Everything is a process, especially relationships—with ourselves, with others.
After we walked up and down the beach for some time, we settled at a local beach bar and stared out into the ocean, talking about choice and presence and identity.
Each moment rolled into another, and our conversation seemed to flow with the beauty of the outside world. And yet, we’ve had these conversations many times—on the bus, in the basement, in the snow, in Canada, and, now, in Costa Rica. We’re still doing what we’ve always loved to do: being present with each other.
So, here I am, present here with this beautiful place the same way I was present with the face I used to hate, the body I used to despise, and the anxiety I used to drug.
I am still me and I am still doing exactly the same thing as before.
I am here finding happiness by loving myself, loving people, and loving life—being 100% open to what I’m “stuck” with.
I just happen to be stuck with something most people would consider beautiful this time around. And that doesn’t make as much of a difference as the eyes I see it through.
No matter where I’ve gone, there I’ve been. And, for the first time in my life, it feels like a very, very good thing.
Some people claim to envy me, but I don’t think they see the real cause of celebration. Anyone can travel. Anyone can take a plane to a beach.
It takes real grit to change the mind that perceives that beach. That’s what really makes a difference.
Of course, it is easier here than it was in Canada. In Toronto, I had to perform hours of self-care routines to ensure that I was always present for my clients and inspired to change the world. Here, I missed two days of yoga and meditation this week, and it didn’t result in chaos.
Yes, things are better, but this move has not made everything better. My inner work made everything better. The wonders of this beautiful world just help me appreciate all that work I’ve done and to build on it in a sustainable, healthy, inspired, creative way.

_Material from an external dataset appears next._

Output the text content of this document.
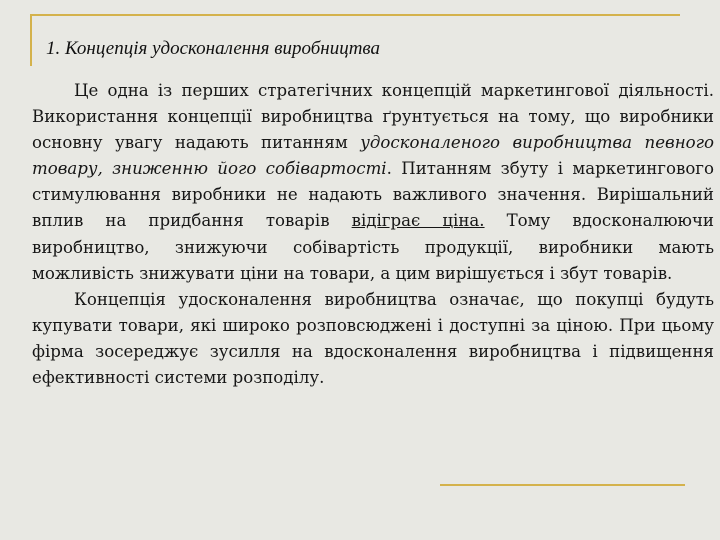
1. Концепція удосконалення виробництва

Це одна із перших стратегічних концепцій маркетингової діяльності. Використання концепції виробництва ґрунтується на тому, що виробники основну увагу надають питанням удосконаленого виробництва певного товару, зниженню його собівартості. Питанням збуту і маркетингового стимулювання виробники не надають важливого значення. Вирішальний вплив на придбання товарів відіграє ціна. Тому вдосконалюючи виробництво, знижуючи собівартість продукції, виробники мають можливість знижувати ціни на товари, а цим вирішується і збут товарів.

Концепція удосконалення виробництва означає, що покупці будуть купувати товари, які широко розповсюджені і доступні за ціною. При цьому фірма зосереджує зусилля на вдосконалення виробництва і підвищення ефективності системи розподілу.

Finally, I can appreciate all of the magnificence of nature around me without getting in my own way. And that is something anyone can learn to do—and I’d even say must learn to do—wherever they are.
I hope that, if you feel stuck somewhere, this can be inspiring to you. Because, sometimes, being stuck is what creates the most lasting and beautiful friendships, especially when it’s with yourself.
And don’t forget to find happiness along the road, so that you’ll find it again at the end of it.